From Casetext: Smarter Legal Research

Sharif v. Schultz

United States District Court, D. New Jersey
May 7, 2008
Civil No. 08-1350 (RBK) (D.N.J. May. 7, 2008)

Opinion

Civil No. 08-1350 (RBK).

May 7, 2008

RAJAHN OMAR SHARIF, Petitioner pro se, #22667-050, F.C.I. Fairton, Fairton, New Jersey.


OPINION


This matter is before the Court on the petition of Rajahn Omar Sharif ("Sharif") for habeas corpus relief under 28 U.S.C. § 2241. Sharif names the Warden of FCI Fairton, Paul Schultz, as a respondent. For the reasons set forth below, the Court will dismiss the petition for lack of jurisdiction.

I. BACKGROUND

The following facts are taken from the petition and its attachments, and are assumed true for purposes of this decision.

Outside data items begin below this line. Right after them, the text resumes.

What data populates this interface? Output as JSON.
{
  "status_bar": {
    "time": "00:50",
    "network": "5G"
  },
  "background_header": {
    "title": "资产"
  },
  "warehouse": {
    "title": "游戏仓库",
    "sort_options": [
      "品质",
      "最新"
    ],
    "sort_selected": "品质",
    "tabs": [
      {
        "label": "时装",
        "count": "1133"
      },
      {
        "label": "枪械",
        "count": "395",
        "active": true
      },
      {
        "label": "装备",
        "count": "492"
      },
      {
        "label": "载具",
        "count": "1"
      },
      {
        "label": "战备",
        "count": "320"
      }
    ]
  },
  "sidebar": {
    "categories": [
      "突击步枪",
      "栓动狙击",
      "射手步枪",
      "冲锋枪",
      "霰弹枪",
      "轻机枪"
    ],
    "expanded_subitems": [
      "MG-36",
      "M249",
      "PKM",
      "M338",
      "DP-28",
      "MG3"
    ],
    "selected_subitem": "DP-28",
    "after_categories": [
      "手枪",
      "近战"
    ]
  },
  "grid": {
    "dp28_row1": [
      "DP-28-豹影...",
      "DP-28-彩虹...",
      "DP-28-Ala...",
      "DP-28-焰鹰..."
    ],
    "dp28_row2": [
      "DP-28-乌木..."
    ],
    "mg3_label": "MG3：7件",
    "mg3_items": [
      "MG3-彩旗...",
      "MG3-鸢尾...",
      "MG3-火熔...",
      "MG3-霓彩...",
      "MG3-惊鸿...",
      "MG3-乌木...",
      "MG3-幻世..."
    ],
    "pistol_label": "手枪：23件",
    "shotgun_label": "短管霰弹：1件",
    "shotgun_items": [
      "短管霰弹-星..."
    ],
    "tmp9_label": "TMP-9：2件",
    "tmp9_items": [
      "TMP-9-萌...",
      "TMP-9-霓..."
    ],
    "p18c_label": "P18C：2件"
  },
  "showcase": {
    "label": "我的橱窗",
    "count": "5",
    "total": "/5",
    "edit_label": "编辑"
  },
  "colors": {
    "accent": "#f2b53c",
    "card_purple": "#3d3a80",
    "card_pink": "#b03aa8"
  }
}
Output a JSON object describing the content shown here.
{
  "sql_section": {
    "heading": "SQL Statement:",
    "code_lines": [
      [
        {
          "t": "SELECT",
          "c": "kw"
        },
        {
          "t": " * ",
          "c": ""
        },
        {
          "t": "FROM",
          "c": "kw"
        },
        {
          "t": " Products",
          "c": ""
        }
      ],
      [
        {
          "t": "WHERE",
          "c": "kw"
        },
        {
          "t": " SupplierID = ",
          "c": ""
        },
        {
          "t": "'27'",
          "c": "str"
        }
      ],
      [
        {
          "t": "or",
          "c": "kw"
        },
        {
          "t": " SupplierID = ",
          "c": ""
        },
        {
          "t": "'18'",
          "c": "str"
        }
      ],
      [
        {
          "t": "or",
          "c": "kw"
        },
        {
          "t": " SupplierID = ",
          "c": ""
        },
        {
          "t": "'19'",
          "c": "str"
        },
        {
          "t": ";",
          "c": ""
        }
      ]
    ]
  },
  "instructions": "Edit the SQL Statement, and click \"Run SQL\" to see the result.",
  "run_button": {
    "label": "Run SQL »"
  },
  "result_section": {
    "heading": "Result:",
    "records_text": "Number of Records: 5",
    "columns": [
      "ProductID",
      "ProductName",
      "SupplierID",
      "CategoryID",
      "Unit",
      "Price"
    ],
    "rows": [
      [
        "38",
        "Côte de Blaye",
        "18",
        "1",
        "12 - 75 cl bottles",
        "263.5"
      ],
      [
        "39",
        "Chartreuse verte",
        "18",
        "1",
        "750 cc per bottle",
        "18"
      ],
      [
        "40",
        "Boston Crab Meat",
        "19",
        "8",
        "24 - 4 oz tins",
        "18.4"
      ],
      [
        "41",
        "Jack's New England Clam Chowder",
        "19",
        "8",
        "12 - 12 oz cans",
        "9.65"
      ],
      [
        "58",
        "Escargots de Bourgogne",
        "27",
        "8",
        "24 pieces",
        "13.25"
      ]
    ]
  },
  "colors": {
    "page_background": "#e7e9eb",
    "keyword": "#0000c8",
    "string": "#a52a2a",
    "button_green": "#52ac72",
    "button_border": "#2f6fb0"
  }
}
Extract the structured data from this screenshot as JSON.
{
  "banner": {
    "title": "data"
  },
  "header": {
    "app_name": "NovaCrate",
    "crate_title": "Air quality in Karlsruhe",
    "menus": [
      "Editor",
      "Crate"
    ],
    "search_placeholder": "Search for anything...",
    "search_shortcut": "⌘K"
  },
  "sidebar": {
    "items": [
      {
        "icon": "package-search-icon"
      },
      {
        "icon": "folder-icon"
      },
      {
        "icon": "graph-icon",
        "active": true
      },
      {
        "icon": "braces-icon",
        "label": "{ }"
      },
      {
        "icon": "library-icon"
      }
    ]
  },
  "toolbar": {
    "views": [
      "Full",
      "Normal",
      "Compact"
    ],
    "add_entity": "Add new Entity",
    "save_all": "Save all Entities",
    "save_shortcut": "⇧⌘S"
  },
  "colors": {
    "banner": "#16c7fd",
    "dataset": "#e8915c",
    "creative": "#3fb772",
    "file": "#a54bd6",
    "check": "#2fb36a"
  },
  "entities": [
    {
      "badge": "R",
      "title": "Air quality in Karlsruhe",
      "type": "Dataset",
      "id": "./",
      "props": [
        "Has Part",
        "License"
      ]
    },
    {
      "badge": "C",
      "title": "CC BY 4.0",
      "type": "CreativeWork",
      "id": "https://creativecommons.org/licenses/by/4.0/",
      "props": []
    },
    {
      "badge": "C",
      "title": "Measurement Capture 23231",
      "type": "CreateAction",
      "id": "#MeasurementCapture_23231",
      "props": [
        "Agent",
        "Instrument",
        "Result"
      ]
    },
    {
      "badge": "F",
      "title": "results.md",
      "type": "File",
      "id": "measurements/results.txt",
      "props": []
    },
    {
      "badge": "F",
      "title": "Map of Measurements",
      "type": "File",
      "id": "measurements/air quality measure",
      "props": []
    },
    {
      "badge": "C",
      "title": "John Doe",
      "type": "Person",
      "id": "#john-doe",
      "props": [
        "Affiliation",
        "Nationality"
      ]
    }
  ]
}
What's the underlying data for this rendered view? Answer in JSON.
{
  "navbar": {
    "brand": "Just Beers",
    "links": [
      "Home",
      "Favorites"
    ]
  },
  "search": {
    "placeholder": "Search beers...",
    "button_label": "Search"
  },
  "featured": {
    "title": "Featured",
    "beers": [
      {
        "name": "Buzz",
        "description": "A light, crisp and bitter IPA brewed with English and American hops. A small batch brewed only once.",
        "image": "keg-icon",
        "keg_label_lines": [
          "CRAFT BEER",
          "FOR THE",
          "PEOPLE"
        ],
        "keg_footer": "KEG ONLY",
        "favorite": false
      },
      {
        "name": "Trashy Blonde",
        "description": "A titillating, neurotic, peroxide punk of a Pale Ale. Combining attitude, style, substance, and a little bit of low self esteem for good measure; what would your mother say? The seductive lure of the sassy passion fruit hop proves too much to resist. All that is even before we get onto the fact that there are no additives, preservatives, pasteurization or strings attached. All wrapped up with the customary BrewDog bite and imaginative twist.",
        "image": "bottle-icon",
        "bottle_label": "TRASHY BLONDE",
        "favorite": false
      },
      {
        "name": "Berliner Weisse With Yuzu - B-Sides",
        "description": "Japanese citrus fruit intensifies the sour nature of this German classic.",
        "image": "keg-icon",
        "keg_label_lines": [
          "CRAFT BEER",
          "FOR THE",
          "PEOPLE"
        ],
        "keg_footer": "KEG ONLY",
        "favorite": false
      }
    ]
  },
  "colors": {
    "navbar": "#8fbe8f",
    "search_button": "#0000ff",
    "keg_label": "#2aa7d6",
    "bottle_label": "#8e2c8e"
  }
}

On December 15, 1999, Sharif was convicted and sentenced in the United States District Court for the District of New Jersey to serve a prison term of 270 months with three years supervised release. Sharif was convicted by guilty plea for violation of the Hobbs Act under 18 U.S.C. § 1951 (robbery) and 18 U.S.C. § 924(c) (use or carry weapon). He states that he appealed his conviction and/or sentence to the United States Court of Appeals for the Third Circuit. The Third Circuit affirmed the sentence and conviction. Sharif also states that he filed a motion to vacate his sentence pursuant to 28 U.S.C. § 2255, claiming ineffective assistance of counsel. The sentencing court denied the § 2255 motion. Sharif appealed and the Third Circuit affirmed the sentencing court's denial of the § 2255 motion.

In this habeas petition, Sharif complains that the sentencing court used an invalid parole revocation and simple possession to classify petitioner as a career offender, thus unlawfully enhancing his sentence. Sharif states that he filed the appropriate administrative remedies with the Federal Bureau of Prisons ("FBOP"). On January 22, 2008, in response to Sharif's Central Office Administrative Remedy Appeal, the Administrator of National Inmate Appeals found:

We have reviewed the judgment in case 2:99-CR-0525, imposed December 17, 1999 in the District of New Jersey, did not make any specific reference to your career offender status. However, the court did state findings and guideline application of the Presentence Investigation Report were adopted as factual. The PSIR indicates in paragraph 154 you qualify as a career offender because of your two prior felony convictions as either a crime of violence or involving controlled substances. The court determined your criminal history points totaled 16 which in conjunction with your offense level, established your sentence range as 270 to 300 months. The Court opted to impose a sentence at the bottom of the range. Although, you appealed the sentence, the 3rd Circuit Court of Appeals affirmed it on January 30, 2001.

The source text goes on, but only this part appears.